He gazed at me, red-eyed and sallow, but said nothing. He was propped up, his arms limp at his sides, an IV drip tube stuck in his thick right forearm. Even in repose Bierly's body looked powerful, and I was reminded anew of the destructive force of a metal

projectile shot from a cheap mechanism that any deranged twerp could pick up on a street corner.

Finally, he said, "How do you know what was said that day? Were you there? I don't remember seeing you there, Strachey."

"I've heard a tape of the session," I said.

Bierly squinted at me perplexedly. Then he suddenly croaked out, "That slimeball!"

"What slimeball?"

"Crockwell. Who else would have taped the session?"

"You're missing a point, Larry, that happens to be your own. The point is, whatever you said, or Paul said, at that session, it's Crockwell who comes off worst. He said if Paul interfered with him, he'd stop Paul dead in his tracks. Do you remember that?"

"I guess so," he said weakly, not looking me in the eye. What was with Bierly? He wanted more than anything, he kept telling me, to nail the wicked Crockwell, while at the same time there was a part of him that didn't want to have to confront Crockwell or even discuss him in any detail. Bierly loathed Crockwell, but for reasons I had yet to decipher he was afraid of him too, or at least reluctant to provoke him.

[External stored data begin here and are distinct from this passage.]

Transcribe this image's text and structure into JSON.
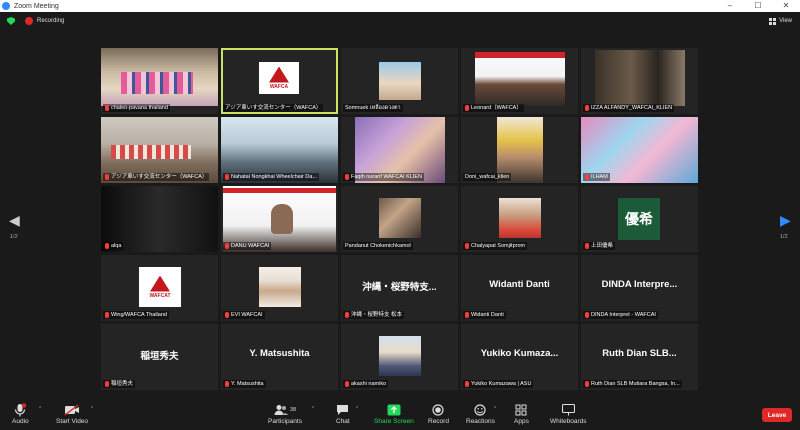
{
  "window": {
    "title": "Zoom Meeting"
  },
  "topbar": {
    "recording": "Recording",
    "view": "View"
  },
  "nav": {
    "page_left": "1/2",
    "page_right": "1/2"
  },
  "colors": {
    "accent": "#2d8cff",
    "active_speaker": "#c8e264",
    "leave": "#e02828",
    "recording": "#e02828",
    "muted": "#ff3b3b"
  },
  "tiles": [
    {
      "name": "chaleo-pavana thailand",
      "kind": "video"
    },
    {
      "name": "アジア車いす交流センター（WAFCA）",
      "kind": "logo",
      "active": true
    },
    {
      "name": "Somnuek เหลืองดวงตา",
      "kind": "video"
    },
    {
      "name": "Leonard（WAFCA）",
      "kind": "video"
    },
    {
      "name": "IZZA ALFANDY_WAFCAI_KLIEN",
      "kind": "video"
    },
    {
      "name": "アジア車いす交流センター（WAFCA）",
      "kind": "video"
    },
    {
      "name": "Nahatai Nongkhai Wheelchair Da...",
      "kind": "video"
    },
    {
      "name": "Faqih nurarif WAFCAI KLIEN",
      "kind": "video"
    },
    {
      "name": "Doni_wafcai_klien",
      "kind": "video"
    },
    {
      "name": "ILHAM",
      "kind": "video"
    },
    {
      "name": "alqa",
      "kind": "video"
    },
    {
      "name": "DANU WAFCAI",
      "kind": "video"
    },
    {
      "name": "Pandanut Chokenichkamol",
      "kind": "video"
    },
    {
      "name": "Chalyapat Somjitprom",
      "kind": "video"
    },
    {
      "name": "上田優希",
      "kind": "avatar",
      "avatar": "優希"
    },
    {
      "name": "Wing/WAFCA Thailand",
      "kind": "logo"
    },
    {
      "name": "EVI WAFCAI",
      "kind": "video"
    },
    {
      "name": "沖縄・桜野特支 松本",
      "kind": "text",
      "display": "沖縄・桜野特支..."
    },
    {
      "name": "Widanti Danti",
      "kind": "text",
      "display": "Widanti Danti"
    },
    {
      "name": "DINDA Interpret - WAFCAI",
      "kind": "text",
      "display": "DINDA Interpre..."
    },
    {
      "name": "稲垣秀夫",
      "kind": "text",
      "display": "稲垣秀夫"
    },
    {
      "name": "Y. Matsushita",
      "kind": "text",
      "display": "Y. Matsushita"
    },
    {
      "name": "akashi namiko",
      "kind": "video"
    },
    {
      "name": "Yukiko Kumazawa | ASU",
      "kind": "text",
      "display": "Yukiko Kumaza..."
    },
    {
      "name": "Ruth Dian SLB Mutiara Bangsa, In...",
      "kind": "text",
      "display": "Ruth Dian SLB..."
    }
  ],
  "logo_text": "WAFCA",
  "logo_text_alt": "WAFCAT",
  "toolbar": {
    "audio": "Audio",
    "video": "Start Video",
    "participants": "Participants",
    "participants_count": "38",
    "chat": "Chat",
    "share": "Share Screen",
    "record": "Record",
    "reactions": "Reactions",
    "apps": "Apps",
    "whiteboards": "Whiteboards",
    "leave": "Leave"
  }
}
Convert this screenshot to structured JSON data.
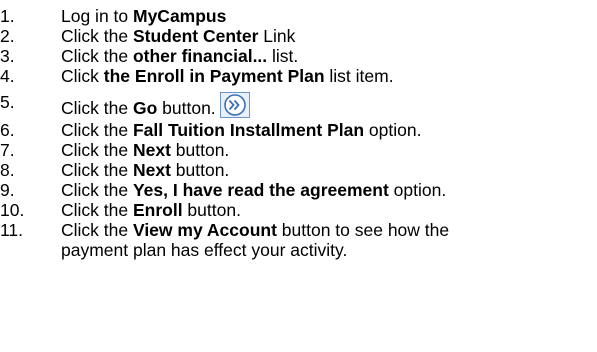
{
  "steps": [
    {
      "num": "1.",
      "parts": [
        "Log in to ",
        "MyCampus",
        ""
      ]
    },
    {
      "num": "2.",
      "parts": [
        "Click the ",
        "Student Center",
        " Link"
      ]
    },
    {
      "num": "3.",
      "parts": [
        "Click the ",
        "other financial...",
        " list."
      ]
    },
    {
      "num": "4.",
      "parts": [
        "Click ",
        "the Enroll in Payment Plan",
        " list item."
      ]
    },
    {
      "num": "5.",
      "parts": [
        "Click the ",
        "Go",
        " button."
      ],
      "icon": "go-button-icon"
    },
    {
      "num": "6.",
      "parts": [
        "Click the ",
        "Fall Tuition Installment Plan",
        " option."
      ]
    },
    {
      "num": "7.",
      "parts": [
        "Click the ",
        "Next",
        " button."
      ]
    },
    {
      "num": "8.",
      "parts": [
        "Click the ",
        "Next",
        " button."
      ]
    },
    {
      "num": "9.",
      "parts": [
        "Click the ",
        "Yes, I have read the agreement",
        " option."
      ]
    },
    {
      "num": "10.",
      "parts": [
        "Click the ",
        "Enroll",
        " button."
      ]
    },
    {
      "num": "11.",
      "parts": [
        "Click the ",
        "View my Account",
        " button to see how the"
      ],
      "continuation": "payment plan has effect your activity."
    }
  ],
  "colors": {
    "text": "#000000",
    "icon_border": "#6f94c9",
    "icon_fill": "#e8f0fb",
    "icon_circle": "#3b6fb6"
  }
}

I said, "It wasn't Crockwell who made a tape. It must have been a member of the group. Somebody sent the tape to the cops anonymously with a note suggesting Crockwell murdered Paul. The implication was, Paul had somehow gone after Crockwell for trying to poison Paul's relationship with his mother and Crockwell killed him. That sounds farfetched to me—Crockwell has no history of violence—just as it sounded unlikely when you told me you thought Crockwell killed Paul just because Crockwell was a hater obsessed with homosexuality. I've met the guy, and he is that. But he seems to get his rocks off taking gay men's money and torturing them with his treatments. He doesn't need to be homicidal. Of course, the cops like the looks of him because he's got a sort of motive for shooting you and maybe killing Paul, and he's got no alibi for either. I know, Larry, that you didn't shoot yourself twice, but I'm wondering if it was you who made

the tape and sent it to the cops to set Crockwell up as a suspect in Paul's death. Was it?"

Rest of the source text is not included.